Dee gave a gasping moan beneath her breath as his tongue traced the shape of her lips. If he kept on kissing her like this…Beneath her sweater she could feel the taut ache in her breasts—an ache that was already spreading wantonly even deeper through her body.
Against her mouth Hugo was saying tauntingly, ‘No husband, you say. Well, it certainly shows.’
Immediately Dee came to her senses. Angrily she pushed him away, managing to lever herself off the wall as she did so.
‘I’ve heard the rumours about women of a certain age, with their biological clocks ticking away, but…’

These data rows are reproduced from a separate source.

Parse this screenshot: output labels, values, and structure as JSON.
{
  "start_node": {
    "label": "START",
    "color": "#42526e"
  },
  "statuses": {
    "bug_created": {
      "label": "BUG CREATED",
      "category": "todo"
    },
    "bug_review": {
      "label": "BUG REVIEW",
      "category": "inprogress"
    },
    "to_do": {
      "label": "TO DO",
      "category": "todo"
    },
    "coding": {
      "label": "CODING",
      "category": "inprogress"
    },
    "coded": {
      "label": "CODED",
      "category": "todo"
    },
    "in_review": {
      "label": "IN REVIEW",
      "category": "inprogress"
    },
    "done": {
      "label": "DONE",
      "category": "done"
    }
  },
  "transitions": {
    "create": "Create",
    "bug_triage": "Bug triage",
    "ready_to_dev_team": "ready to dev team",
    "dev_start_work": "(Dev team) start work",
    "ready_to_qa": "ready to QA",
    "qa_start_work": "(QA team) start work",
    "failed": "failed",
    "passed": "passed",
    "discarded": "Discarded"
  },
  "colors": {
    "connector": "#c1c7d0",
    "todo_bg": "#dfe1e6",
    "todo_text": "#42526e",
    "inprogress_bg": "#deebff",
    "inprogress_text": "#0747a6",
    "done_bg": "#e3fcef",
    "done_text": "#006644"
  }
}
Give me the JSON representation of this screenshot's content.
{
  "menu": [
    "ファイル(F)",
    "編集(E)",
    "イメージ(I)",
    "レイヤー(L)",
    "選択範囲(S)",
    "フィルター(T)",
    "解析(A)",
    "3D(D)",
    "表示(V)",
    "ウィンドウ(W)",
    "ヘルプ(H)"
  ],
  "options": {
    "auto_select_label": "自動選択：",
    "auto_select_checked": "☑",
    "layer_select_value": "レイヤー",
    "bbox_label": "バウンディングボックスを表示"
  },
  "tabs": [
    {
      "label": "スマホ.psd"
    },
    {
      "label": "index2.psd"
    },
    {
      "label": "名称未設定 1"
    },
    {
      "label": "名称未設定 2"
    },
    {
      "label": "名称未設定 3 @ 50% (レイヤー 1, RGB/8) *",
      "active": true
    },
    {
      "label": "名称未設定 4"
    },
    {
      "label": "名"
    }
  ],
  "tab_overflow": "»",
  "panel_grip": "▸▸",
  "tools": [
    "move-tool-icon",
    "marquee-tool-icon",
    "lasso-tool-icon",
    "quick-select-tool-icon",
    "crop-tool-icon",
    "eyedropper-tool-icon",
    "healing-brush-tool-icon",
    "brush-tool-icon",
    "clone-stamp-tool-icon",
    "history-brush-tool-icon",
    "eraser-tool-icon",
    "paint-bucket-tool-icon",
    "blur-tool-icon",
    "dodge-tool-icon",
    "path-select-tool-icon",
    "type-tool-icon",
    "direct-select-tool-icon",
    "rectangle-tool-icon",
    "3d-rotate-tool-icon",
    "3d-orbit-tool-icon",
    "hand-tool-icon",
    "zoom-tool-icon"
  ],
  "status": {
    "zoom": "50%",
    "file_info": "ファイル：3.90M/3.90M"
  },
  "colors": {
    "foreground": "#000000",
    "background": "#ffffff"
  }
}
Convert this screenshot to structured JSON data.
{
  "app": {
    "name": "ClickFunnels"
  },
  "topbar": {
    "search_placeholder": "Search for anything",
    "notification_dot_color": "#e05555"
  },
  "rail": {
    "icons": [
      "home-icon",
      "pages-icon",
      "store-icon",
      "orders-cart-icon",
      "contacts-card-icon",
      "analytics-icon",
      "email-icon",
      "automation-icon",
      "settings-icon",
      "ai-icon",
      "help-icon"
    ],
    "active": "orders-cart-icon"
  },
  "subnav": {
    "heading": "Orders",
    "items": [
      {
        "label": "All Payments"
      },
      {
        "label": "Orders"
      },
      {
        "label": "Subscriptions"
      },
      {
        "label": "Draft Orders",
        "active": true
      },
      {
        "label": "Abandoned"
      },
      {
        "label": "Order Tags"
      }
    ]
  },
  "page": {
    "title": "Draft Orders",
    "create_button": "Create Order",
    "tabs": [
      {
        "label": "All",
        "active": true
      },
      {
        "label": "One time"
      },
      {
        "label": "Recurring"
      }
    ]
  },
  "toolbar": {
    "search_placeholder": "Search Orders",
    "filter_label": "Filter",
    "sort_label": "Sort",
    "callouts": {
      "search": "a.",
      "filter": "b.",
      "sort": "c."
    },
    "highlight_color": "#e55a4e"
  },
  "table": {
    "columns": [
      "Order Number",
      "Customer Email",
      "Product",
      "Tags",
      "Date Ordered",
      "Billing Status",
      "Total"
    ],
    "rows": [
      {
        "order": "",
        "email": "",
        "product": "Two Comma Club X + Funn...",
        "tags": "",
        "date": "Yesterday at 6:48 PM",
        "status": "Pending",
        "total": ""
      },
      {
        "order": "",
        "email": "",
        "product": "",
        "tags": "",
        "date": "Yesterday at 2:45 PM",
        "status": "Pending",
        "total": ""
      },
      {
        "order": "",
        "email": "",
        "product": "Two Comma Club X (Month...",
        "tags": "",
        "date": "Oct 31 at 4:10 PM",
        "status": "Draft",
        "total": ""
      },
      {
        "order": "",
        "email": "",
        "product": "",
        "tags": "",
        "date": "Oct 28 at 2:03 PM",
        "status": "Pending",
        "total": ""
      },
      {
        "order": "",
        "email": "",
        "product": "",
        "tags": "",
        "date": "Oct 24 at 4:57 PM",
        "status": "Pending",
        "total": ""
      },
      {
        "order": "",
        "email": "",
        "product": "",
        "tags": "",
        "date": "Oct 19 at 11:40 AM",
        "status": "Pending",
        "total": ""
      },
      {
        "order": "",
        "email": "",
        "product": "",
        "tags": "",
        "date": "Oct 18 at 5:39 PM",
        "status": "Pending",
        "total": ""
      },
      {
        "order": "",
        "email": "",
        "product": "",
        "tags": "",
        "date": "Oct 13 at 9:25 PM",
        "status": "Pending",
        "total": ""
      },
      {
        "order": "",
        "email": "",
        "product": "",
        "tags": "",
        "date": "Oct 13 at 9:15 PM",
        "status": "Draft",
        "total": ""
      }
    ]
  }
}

‘But you prefer them slightly younger…around Dr Jane’s age, no doubt,’ was the only reply that Dee’s shaking lips could frame.
She was totally stunned by her own behaviour, her own reaction, her own feelings. What on earth had she thought she was doing? She felt as though she had been subjected to a whirlwind which had sprung up out of nowhere, leaving her…devastated.
‘What I prefer is…my business,’ he told her quietly, and then, whilst she was still trying to pull herself together, he demanded curtly, ‘How long have you been divorced?’
‘Divorced!’ Dee stared at him. ‘I’m not divorced,’ she told him weakly. She saw the look on his face and then added angrily, ‘I’m not divorced because I have never been married.’
‘Not married? But I was told…I heard…’ He was frowning at her. ‘I heard that you’d married your cousin and that you had a daughter…’
Dee thought quickly. Two of her cousins had married, and they did have a daughter of nine now, but she didn’t tell Hugo so, simply shrugging instead, and informing him dismissively, ‘Well, I’m afraid you heard wrong. That’s what listening to gossip does for you,’ she added pointedly. ‘I’m not married, I don’t have a daughter, and I’m most certainly not a victim of my biological clock.’ Two truths—one fib. But she was determined that Hugo wasn’t going to know that!
‘You wanted children so much. I can remember that that was one of the things we used to argue about. I wanted us to wait until we’d had a few years together before we started a family, but you were insistent that you wanted a baby almost straight away, just as soon as we were married.’
As he spoke automatically Dee reached for the bare place on her ring finger which had once carried his special ring—a family heirloom he had given her to mark their commitment to one another.
‘So that’s two things we still have in common,’ she said. ‘Neither of us is married and neither of us has children.’
‘Three things, in fact, when you count…’ He was looking at her mouth, Dee recognised, and beneath her sweater the ache in her breasts became an open yearning pulse.
‘Three…?’ she managed to question croakily, ignoring the savage tug of her own newly awakened sexuality.
‘Mmm…both of us are involved in fundraising for charitable organisations. I’d better go up and see Peter,’ he added calmly.
‘Er, yes…I…’ She was behaving as foolishly as though she were still the teenage girl he had knocked off her bicycle as he’d come flying round the corner on his way to one of Peter’s meetings—a meeting he had never actually attended. By the time he had picked her up and carefully checked her over for bruises or any other damage, and then insisted on taking her for a restorative cup of coffee, Peter’s meeting had been over—but their love affair had just been beginning.